Mempunyai nasib buruk tak pernah ku bayangkan sebelumnya, bahkan hidup sebatang kara tak pernah ada dalam tulisan kehidupanku, aku menjadi seperti sekarang pun bukan keinginanku, lalu bagaimana cara aku bertahan?
Memijakkan kaki saja rasanya tak kuasa menahan perih, apalagi melihat secara terang terangan di tepi danau sana , orang-orang yang menikmati hidupnya dengan penuh kebahagian tanpa ada mimpi buruk yang menghantui.
Sedangkan aku??
Ya, aku masih duduk termenung dikursi cat warna putih, persis dibawah pohon rindang yang sejuk dengan angin yang bertebaran disisiku yang ingin memaksa mataku tertutup sejenak melupakan gundah dihatiku.
Tuhan, bisakah aku mendapat sosok pelindungku?, atau setidaknya penenang hati ini? kataku sambil menutup mata dan memohon.
Jika tidak, maka bisakah aku mati sekarang? (isak tangis terdengar dan tak terasa air luluh membasahi pipiku.
hujan datang tanpa aba-aba seperti sengaja mengeroyokku .aku bagaikan terkepung akibat ulah jahat yang sekan telah kulakukan.
Rasanya seketika dada ini sesak, melihat hujan pun tak berpihak kepadaku, tapi aku merasa beruntung setidaknya orang yang sedang berbahagia itu tak bisa melihat kesedihanku.
aku meninggalkan tempat saat itu juga, dan mencari sosok yang kuharap dapat menjadi pelindungku,walau rasanya tak mungkin, namun kaki ini masih ingin terus berlari.
Bruk.... Tubuhku terhuyung lemas tak berdaya akibat kaki yang tak sengaja meluncur tanpa haluan,membuat keberadaanku tertimbun genangan air kotor,dan bau ini,sungguh sial diriku....
Uluran tangan siapa ini?,apa maksud dari ulurannya?apakah dia ingin meminta sumbangan atau kah hendak menamparku? Pikirku dalam hati..
tanpa pikir panjang akhirnya kuhadapkan wajahku keatas tepat keberadaan sosok dibalik cahaya yang begitu menyilaukan tanda hujan telah menghilang entah kemana.
Seketika aku terkaget melihat senyumnya semanis buah kurma yang sering disajikan pak saleh ketika pengajian dirumahnya.
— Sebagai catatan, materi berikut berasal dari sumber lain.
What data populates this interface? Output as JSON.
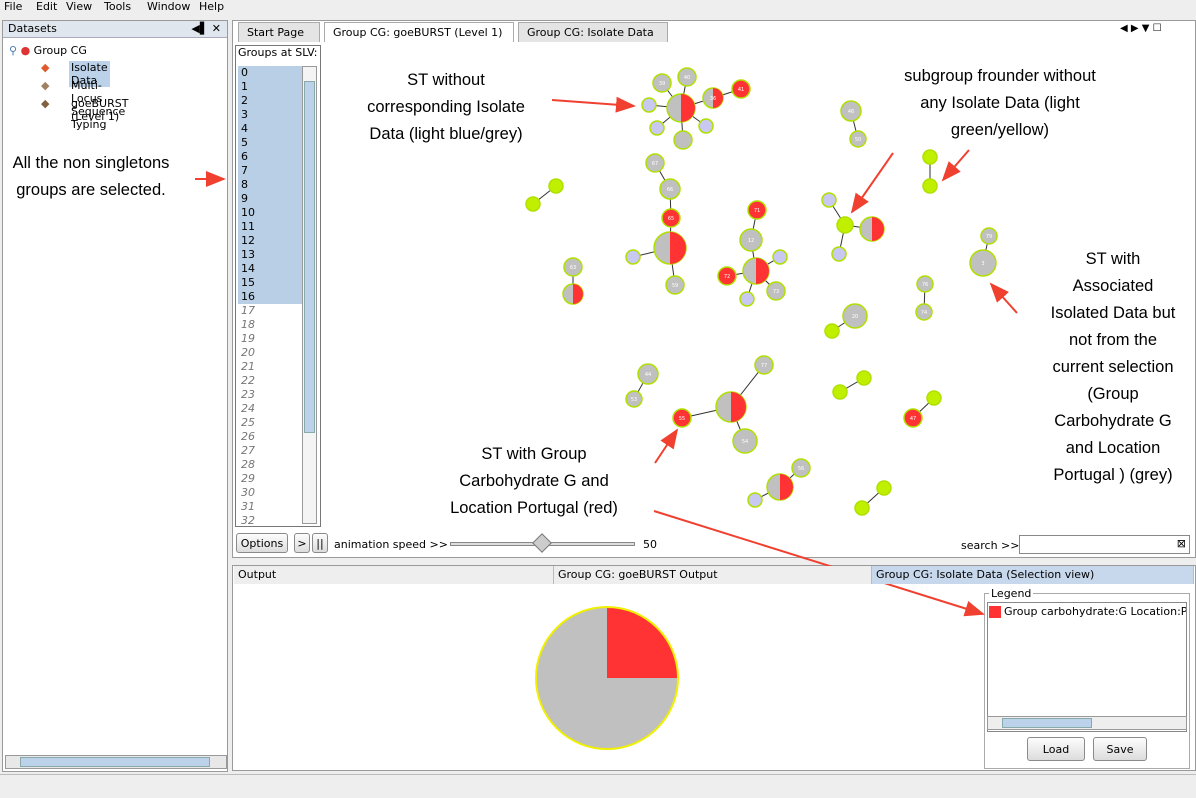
{
  "menu": [
    "File",
    "Edit",
    "View",
    "Tools",
    "Window",
    "Help"
  ],
  "datasets": {
    "title": "Datasets",
    "root": "Group CG",
    "children": [
      "Isolate Data",
      "Multi-Locus Sequence Typing",
      "goeBURST (Level 1)"
    ]
  },
  "tabs": [
    "Start Page",
    "Group CG: goeBURST (Level 1)",
    "Group CG: Isolate Data"
  ],
  "groups": {
    "title": "Groups at SLV:",
    "items": [
      {
        "label": 0,
        "selected": true
      },
      {
        "label": 1,
        "selected": true
      },
      {
        "label": 2,
        "selected": true
      },
      {
        "label": 3,
        "selected": true
      },
      {
        "label": 4,
        "selected": true
      },
      {
        "label": 5,
        "selected": true
      },
      {
        "label": 6,
        "selected": true
      },
      {
        "label": 7,
        "selected": true
      },
      {
        "label": 8,
        "selected": true
      },
      {
        "label": 9,
        "selected": true
      },
      {
        "label": 10,
        "selected": true
      },
      {
        "label": 11,
        "selected": true
      },
      {
        "label": 12,
        "selected": true
      },
      {
        "label": 13,
        "selected": true
      },
      {
        "label": 14,
        "selected": true
      },
      {
        "label": 15,
        "selected": true
      },
      {
        "label": 16,
        "selected": true
      },
      {
        "label": 17,
        "selected": false
      },
      {
        "label": 18,
        "selected": false
      },
      {
        "label": 19,
        "selected": false
      },
      {
        "label": 20,
        "selected": false
      },
      {
        "label": 21,
        "selected": false
      },
      {
        "label": 22,
        "selected": false
      },
      {
        "label": 23,
        "selected": false
      },
      {
        "label": 24,
        "selected": false
      },
      {
        "label": 25,
        "selected": false
      },
      {
        "label": 26,
        "selected": false
      },
      {
        "label": 27,
        "selected": false
      },
      {
        "label": 28,
        "selected": false
      },
      {
        "label": 29,
        "selected": false
      },
      {
        "label": 30,
        "selected": false
      },
      {
        "label": 31,
        "selected": false
      },
      {
        "label": 32,
        "selected": false
      }
    ]
  },
  "controls": {
    "options": "Options",
    "animation": "animation speed >>",
    "speed": 50,
    "search": "search >>"
  },
  "graph": {
    "nodes": [
      {
        "label": "39",
        "color": "#c0c0c0"
      },
      {
        "label": "40",
        "color": "#c0c0c0"
      },
      {
        "label": "41",
        "color": "#ff3333"
      },
      {
        "colors": [
          "#ff3333",
          "#c0c0c0"
        ]
      },
      {
        "label": "36",
        "colors": [
          "#ff3333",
          "#c0c0c0"
        ]
      },
      {
        "color": "#c8c8f0"
      },
      {
        "color": "#c8c8f0"
      },
      {
        "color": "#c8c8f0"
      },
      {
        "color": "#c0c0c0"
      },
      {
        "label": "46",
        "color": "#c0c0c0"
      },
      {
        "label": "50",
        "color": "#c0c0c0"
      },
      {
        "color": "#c0f000"
      },
      {
        "color": "#c0f000"
      },
      {
        "color": "#c0f000"
      },
      {
        "color": "#c0f000"
      },
      {
        "label": "67",
        "color": "#c0c0c0"
      },
      {
        "label": "66",
        "color": "#c0c0c0"
      },
      {
        "label": "65",
        "color": "#ff3333"
      },
      {
        "colors": [
          "#ff3333",
          "#c0c0c0"
        ]
      },
      {
        "color": "#c8c8f0"
      },
      {
        "label": "59",
        "color": "#c0c0c0"
      },
      {
        "label": "71",
        "color": "#ff3333"
      },
      {
        "label": "12",
        "color": "#c0c0c0"
      },
      {
        "colors": [
          "#ff3333",
          "#c0c0c0"
        ]
      },
      {
        "label": "72",
        "color": "#ff3333"
      },
      {
        "color": "#c8c8f0"
      },
      {
        "label": "73",
        "color": "#c0c0c0"
      },
      {
        "color": "#c8c8f0"
      },
      {
        "color": "#c8c8f0"
      },
      {
        "color": "#c0f000"
      },
      {
        "colors": [
          "#ff3333",
          "#c0c0c0"
        ]
      },
      {
        "color": "#c8c8f0"
      },
      {
        "label": "63",
        "color": "#c0c0c0"
      },
      {
        "colors": [
          "#ff3333",
          "#c0c0c0"
        ]
      },
      {
        "label": "79",
        "color": "#c0c0c0"
      },
      {
        "label": "3",
        "color": "#c0c0c0"
      },
      {
        "label": "76",
        "color": "#c0c0c0"
      },
      {
        "label": "74",
        "color": "#c0c0c0"
      },
      {
        "label": "20",
        "color": "#c0c0c0"
      },
      {
        "color": "#c0f000"
      },
      {
        "label": "44",
        "color": "#c0c0c0"
      },
      {
        "label": "53",
        "color": "#c0c0c0"
      },
      {
        "label": "77",
        "color": "#c0c0c0"
      },
      {
        "colors": [
          "#ff3333",
          "#c0c0c0"
        ]
      },
      {
        "label": "55",
        "color": "#ff3333"
      },
      {
        "label": "54",
        "color": "#c0c0c0"
      },
      {
        "color": "#c0f000"
      },
      {
        "color": "#c0f000"
      },
      {
        "color": "#c0f000"
      },
      {
        "label": "47",
        "color": "#ff3333"
      },
      {
        "label": "56",
        "color": "#c0c0c0"
      },
      {
        "colors": [
          "#ff3333",
          "#c0c0c0"
        ]
      },
      {
        "color": "#c8c8f0"
      },
      {
        "color": "#c0f000"
      },
      {
        "color": "#c0f000"
      }
    ]
  },
  "annotations": [
    {
      "lines": [
        "All the non singletons",
        "groups are selected."
      ]
    },
    {
      "lines": [
        "ST without",
        "corresponding Isolate",
        "Data (light blue/grey)"
      ]
    },
    {
      "lines": [
        "subgroup frounder without",
        "any Isolate Data (light",
        "green/yellow)"
      ]
    },
    {
      "lines": [
        "ST with",
        "Associated",
        "Isolated Data but",
        "not from the",
        "current selection",
        "(Group",
        "Carbohydrate G",
        "and Location",
        "Portugal ) (grey)"
      ]
    },
    {
      "lines": [
        "ST with Group",
        "Carbohydrate G and",
        "Location Portugal (red)"
      ]
    }
  ],
  "bottom_tabs": [
    "Output",
    "Group CG: goeBURST Output",
    "Group CG: Isolate Data (Selection view)"
  ],
  "selection_pie": {
    "values": [
      25,
      75
    ],
    "colors": [
      "#ff3333",
      "#c0c0c0"
    ]
  },
  "legend": {
    "title": "Legend",
    "entries": [
      {
        "label": "Group carbohydrate:G Location:Po",
        "color": "#ff3333"
      }
    ],
    "load": "Load",
    "save": "Save"
  }
}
Tanpa basa -basi aku menerima uluran tangannya, dan saat aku hendak menanyakan maksud keberadaannya, ia lebih dulu membuka pembahasan pertemuan tak sengaja kami ini.
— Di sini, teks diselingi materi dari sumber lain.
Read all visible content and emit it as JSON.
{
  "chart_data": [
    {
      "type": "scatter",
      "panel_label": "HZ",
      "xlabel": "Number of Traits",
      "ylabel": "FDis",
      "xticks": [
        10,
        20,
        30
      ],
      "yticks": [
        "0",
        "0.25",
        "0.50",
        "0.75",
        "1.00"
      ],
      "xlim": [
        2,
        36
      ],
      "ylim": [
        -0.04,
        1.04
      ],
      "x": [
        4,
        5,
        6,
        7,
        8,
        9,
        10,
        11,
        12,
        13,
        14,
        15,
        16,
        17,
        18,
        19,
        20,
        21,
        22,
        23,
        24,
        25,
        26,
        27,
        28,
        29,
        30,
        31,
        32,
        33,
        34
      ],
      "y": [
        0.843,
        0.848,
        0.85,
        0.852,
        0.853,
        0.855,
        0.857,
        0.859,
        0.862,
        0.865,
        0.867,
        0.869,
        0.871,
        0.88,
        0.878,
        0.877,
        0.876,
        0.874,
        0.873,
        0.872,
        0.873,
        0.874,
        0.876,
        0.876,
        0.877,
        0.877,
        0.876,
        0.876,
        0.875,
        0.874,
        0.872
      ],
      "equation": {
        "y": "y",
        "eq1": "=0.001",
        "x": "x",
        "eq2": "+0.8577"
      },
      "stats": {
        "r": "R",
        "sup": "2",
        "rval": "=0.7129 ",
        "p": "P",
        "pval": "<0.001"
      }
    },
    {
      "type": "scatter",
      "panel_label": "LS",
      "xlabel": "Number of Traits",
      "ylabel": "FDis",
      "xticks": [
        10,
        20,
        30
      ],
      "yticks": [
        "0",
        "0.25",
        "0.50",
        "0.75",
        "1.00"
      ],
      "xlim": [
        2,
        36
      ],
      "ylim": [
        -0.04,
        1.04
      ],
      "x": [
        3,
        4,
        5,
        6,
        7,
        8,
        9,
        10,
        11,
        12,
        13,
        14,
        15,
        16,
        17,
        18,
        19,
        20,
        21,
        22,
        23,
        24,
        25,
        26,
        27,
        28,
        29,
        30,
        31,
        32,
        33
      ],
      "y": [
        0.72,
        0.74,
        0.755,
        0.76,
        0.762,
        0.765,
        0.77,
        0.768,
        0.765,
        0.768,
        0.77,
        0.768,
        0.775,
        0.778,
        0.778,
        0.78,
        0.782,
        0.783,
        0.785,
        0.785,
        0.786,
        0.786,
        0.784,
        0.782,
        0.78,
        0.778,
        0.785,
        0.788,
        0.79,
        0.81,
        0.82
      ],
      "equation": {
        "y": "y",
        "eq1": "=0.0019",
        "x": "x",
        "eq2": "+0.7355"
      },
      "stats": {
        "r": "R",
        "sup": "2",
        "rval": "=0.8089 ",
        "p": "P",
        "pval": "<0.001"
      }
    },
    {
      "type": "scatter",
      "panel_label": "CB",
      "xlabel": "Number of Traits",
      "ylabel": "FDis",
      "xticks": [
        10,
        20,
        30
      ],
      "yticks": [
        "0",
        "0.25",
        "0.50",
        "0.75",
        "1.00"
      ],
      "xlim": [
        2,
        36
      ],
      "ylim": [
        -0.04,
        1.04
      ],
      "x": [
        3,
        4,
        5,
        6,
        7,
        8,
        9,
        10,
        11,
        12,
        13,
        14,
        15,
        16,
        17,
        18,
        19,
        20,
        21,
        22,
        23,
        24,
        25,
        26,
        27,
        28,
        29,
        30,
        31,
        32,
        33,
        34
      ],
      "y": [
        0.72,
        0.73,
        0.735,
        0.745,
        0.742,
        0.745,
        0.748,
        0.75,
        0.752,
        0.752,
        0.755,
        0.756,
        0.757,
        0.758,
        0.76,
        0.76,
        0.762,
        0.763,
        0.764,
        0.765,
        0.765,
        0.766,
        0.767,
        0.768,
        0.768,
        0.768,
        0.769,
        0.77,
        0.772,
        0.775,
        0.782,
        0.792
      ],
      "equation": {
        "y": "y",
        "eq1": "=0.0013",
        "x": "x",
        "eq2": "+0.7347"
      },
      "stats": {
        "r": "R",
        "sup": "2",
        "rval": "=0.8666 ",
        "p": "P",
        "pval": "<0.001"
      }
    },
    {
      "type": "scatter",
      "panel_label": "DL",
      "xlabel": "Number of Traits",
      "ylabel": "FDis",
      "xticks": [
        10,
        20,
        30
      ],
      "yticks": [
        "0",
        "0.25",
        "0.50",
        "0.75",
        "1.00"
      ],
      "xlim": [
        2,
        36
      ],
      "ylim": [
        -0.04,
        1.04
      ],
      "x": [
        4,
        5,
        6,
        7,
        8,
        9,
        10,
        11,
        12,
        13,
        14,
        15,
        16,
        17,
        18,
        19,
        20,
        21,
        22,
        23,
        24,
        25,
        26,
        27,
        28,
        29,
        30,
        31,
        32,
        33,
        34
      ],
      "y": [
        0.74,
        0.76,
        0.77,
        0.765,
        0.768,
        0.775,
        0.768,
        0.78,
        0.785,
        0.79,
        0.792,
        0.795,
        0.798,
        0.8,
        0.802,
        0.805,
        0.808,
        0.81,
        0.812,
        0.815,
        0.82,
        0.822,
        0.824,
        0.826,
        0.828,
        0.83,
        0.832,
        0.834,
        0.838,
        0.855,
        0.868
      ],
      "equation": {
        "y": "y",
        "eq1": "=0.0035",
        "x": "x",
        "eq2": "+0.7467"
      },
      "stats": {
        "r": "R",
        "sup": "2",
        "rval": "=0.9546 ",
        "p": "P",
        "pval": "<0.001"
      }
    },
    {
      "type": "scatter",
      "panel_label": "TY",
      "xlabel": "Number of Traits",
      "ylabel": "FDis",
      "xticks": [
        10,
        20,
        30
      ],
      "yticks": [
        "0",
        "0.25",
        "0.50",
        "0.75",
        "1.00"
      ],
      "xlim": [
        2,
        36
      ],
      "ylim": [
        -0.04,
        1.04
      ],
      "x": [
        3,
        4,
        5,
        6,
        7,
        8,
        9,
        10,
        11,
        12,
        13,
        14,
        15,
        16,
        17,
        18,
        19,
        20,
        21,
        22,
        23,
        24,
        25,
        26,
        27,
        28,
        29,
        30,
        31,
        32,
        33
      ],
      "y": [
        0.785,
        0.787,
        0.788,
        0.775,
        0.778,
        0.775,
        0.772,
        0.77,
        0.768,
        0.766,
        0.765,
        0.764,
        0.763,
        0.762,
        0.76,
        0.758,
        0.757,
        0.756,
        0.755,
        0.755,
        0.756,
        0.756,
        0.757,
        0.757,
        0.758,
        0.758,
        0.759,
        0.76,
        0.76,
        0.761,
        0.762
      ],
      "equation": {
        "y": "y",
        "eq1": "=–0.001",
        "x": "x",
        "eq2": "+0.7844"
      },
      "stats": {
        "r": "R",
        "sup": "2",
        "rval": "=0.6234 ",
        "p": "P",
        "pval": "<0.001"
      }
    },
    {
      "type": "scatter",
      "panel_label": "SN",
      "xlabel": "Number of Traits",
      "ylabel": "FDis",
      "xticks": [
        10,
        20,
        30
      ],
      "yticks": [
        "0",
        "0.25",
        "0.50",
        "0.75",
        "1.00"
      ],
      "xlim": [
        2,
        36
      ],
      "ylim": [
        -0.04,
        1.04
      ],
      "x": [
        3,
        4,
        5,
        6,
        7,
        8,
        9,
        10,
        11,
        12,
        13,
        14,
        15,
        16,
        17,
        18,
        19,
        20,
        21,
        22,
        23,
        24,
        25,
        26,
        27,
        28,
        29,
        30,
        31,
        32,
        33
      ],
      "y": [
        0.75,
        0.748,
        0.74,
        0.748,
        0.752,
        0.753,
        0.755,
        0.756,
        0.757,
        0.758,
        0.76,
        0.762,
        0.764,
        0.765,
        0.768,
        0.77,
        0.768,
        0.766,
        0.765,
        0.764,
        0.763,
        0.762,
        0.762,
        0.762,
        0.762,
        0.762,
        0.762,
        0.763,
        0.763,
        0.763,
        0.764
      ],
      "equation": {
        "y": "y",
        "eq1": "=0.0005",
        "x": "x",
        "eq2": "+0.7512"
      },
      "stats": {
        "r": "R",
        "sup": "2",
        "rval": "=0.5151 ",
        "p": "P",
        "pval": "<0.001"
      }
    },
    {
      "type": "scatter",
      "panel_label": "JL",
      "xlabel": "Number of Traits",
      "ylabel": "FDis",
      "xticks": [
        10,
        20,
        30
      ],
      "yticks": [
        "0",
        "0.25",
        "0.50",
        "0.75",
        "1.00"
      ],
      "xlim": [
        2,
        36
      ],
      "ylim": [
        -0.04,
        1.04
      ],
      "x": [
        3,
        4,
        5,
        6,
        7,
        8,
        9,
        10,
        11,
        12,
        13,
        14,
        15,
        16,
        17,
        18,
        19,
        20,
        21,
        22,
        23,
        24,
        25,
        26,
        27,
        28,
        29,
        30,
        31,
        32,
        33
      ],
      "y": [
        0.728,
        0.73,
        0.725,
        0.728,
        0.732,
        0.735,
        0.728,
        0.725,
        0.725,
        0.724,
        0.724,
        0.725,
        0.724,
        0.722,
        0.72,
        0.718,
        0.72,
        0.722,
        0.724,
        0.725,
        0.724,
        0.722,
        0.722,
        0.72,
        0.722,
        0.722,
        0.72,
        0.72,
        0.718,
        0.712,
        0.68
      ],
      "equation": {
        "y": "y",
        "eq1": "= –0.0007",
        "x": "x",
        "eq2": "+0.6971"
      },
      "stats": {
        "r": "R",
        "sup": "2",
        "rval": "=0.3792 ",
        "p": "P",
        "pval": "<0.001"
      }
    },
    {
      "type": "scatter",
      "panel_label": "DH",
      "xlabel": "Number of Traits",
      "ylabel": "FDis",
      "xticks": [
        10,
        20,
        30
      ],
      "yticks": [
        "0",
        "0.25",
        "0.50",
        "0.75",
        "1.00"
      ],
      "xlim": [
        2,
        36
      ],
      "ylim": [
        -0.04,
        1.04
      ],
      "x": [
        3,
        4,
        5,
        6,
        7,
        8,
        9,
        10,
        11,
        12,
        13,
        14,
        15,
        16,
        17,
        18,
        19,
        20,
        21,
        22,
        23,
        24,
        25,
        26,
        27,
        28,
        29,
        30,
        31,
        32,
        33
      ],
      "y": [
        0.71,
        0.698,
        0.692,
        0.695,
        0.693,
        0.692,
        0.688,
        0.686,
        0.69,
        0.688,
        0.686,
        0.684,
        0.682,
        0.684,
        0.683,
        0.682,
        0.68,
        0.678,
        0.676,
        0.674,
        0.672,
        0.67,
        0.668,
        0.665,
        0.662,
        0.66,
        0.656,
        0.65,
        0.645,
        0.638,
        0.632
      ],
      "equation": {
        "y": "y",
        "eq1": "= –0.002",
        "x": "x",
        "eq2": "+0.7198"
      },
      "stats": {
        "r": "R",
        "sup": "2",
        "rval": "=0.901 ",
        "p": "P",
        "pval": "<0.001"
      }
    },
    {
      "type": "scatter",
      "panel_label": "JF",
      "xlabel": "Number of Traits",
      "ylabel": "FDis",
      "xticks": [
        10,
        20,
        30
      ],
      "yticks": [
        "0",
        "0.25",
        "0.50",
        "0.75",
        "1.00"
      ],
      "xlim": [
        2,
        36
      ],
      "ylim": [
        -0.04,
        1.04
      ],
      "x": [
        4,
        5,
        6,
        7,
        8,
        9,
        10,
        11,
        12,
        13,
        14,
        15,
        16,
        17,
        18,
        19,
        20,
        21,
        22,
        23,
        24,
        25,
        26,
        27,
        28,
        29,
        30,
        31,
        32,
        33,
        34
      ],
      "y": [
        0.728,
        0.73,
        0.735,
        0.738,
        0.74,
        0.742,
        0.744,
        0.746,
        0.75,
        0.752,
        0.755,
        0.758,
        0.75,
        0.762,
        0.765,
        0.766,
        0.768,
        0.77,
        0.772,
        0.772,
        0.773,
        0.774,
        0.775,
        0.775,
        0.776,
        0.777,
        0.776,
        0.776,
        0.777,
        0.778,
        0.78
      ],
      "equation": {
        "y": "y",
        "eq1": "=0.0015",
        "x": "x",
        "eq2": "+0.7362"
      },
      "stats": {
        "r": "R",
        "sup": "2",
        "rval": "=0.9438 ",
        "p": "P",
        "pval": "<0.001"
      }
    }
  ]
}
Hai.. Mengapa kamu bisa terjatuh? dan mengapa kamu berlari dari sana tanpa melihat orang disekelilingmu? Sepertinya kamu bersedih.. Apakah kamu hanya seorang diri?
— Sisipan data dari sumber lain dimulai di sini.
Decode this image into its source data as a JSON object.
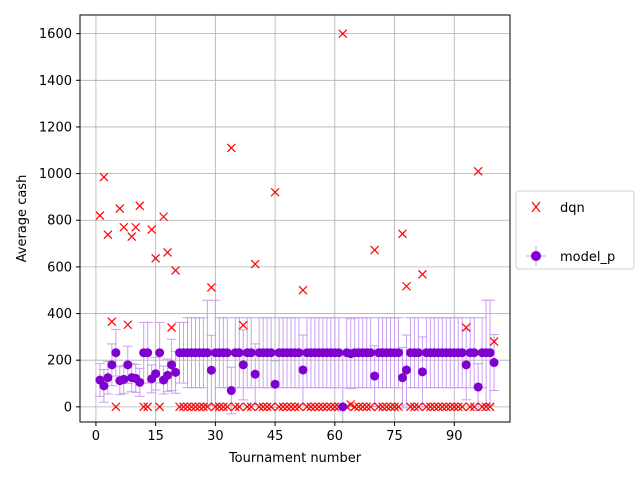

Mendengar pertanyaan itu hatiku berdebar-debar, entah darimana orang ini dapat mengetahui apa yang kualami. Apakah ia sedang memata-mataiku sejak tadi ataukah dia?????
Ah tidak mungkin ,pikirku..
Hey... Kenapa kamu diam saja dan melamun?
Hey... (Sambil melambaikan tangan tepat didepan wajahku)
a-awas ...
Bruk...
Akibat mobil melintas tak tau aturan, hampir saja menabrak diriku yang sedang melamun...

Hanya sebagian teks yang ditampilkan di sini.